Через несколько минут в кабинет постучали.
— Да.
— Разрешите, товарищ капитан? Сержант Егорушкин прибыл по вашему приказанию.
— Здравствуйте, Егорушкин. — Мишин поднялся из-за стола, крепко пожал сержанту руку. — Садитесь. И учтите, не по приказанию, а по просьбе. Улавливаете?
Егорушкин сел.
— Пока не улавливаю, товарищ капитан.
— В отпуск?
— Так точно.
— Домой, в Феодосию?
— В Феодосию.
— Жара там, наверно, Егорушкин.
Сержант заулыбался:
— Да уж припекает.
Мишин не был дипломатом и поэтому сказал прямо:
— А что, если отложить отпуск?
— Отложить? — спросил сержант растерянно, лицо его сразу осунулось, и только улыбка еще не успела сойти, и казалось, будто она с чужого лица.

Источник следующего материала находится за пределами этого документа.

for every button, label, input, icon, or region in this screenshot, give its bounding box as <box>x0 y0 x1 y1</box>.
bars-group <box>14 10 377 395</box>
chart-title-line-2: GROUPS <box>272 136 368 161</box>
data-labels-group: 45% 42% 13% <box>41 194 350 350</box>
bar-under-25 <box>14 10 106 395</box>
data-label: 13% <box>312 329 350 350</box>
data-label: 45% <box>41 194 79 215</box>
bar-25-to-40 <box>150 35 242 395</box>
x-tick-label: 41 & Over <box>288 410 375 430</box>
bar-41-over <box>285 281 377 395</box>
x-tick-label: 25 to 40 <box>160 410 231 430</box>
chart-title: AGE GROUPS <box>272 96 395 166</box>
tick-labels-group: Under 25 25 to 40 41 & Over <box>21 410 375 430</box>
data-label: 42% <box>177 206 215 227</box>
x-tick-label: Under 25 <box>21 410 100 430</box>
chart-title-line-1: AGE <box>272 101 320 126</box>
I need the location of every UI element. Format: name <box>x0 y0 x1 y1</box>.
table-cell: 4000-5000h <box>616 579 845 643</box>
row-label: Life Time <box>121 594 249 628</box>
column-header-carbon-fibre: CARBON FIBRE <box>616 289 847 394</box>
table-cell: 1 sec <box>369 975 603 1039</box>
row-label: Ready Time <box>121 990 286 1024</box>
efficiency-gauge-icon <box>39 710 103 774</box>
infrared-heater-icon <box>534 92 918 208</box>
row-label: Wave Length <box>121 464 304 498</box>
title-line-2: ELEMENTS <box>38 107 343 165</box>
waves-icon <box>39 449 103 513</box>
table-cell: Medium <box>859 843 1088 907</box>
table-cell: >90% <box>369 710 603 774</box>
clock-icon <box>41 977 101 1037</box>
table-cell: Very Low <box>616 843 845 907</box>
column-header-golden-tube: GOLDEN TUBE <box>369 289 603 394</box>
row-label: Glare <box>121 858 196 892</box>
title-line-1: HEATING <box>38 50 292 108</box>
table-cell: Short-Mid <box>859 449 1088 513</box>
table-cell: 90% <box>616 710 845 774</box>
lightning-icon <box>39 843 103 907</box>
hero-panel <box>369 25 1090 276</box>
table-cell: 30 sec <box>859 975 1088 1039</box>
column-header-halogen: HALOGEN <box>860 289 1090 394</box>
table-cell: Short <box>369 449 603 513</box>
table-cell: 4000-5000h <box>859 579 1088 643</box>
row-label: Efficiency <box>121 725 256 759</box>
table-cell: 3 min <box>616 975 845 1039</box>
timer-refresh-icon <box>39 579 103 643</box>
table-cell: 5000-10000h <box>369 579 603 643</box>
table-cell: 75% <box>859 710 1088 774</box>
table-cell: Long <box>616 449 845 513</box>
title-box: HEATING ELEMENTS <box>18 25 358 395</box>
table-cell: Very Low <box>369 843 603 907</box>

— Да вы не волнуйтесь, Егорушкин, — сказал Мишин и вздохнул. Уж кто-кто, а он-то понимал, что значит для солдата отпуск. — Не надолго отложить, на несколько дней. Тут такое дело… — И Мишин рассказал сержанту о задуманной высадке «нарушителей» с моря. Дело непростое. Нужны люди хорошо плавающие, выносливые и сметливые. Вот он, Мишин, и подумал о сержанте Егорушкине, поскольку тот вырос на Черном море, пловец отличный и вообще подходит по всем статьям. А отпуск… Что отпуск? И через несколько дней — тот же отпуск.
Сержант Егорушкин слушал внимательно, но лицо его оставалось при этом равнодушным, и Мишин никак не мог уловить, как тот относится к предложению.
Потом Егорушкин сказал:
— Конечно, вы можете приказать.
— Да не буду я приказывать, Егорушкин. В конце концов, что у нас, людей нет, что ли? Просто я подумал, хорошо бы в это дело Егорушкина. А девушка подождет.
— Какая девушка? — спросил сержант.
— Ваша. В Феодосии.
Егорушкин засмеялся:
— Моей девушке уже под шестьдесят, товарищ капитан. Мама у меня там.
— А мама сыну во всякое время рада. Написали уже?
— Написал. Но только точно день не сообщил. Граница. Мало ли что… — сказал Егорушкин серьезно и тотчас спросил: — А потом начальник мне отпуск не задробит?
— Да за что ж, Егорушкин?
— Мало ли… Вдруг какая осечка выйдет?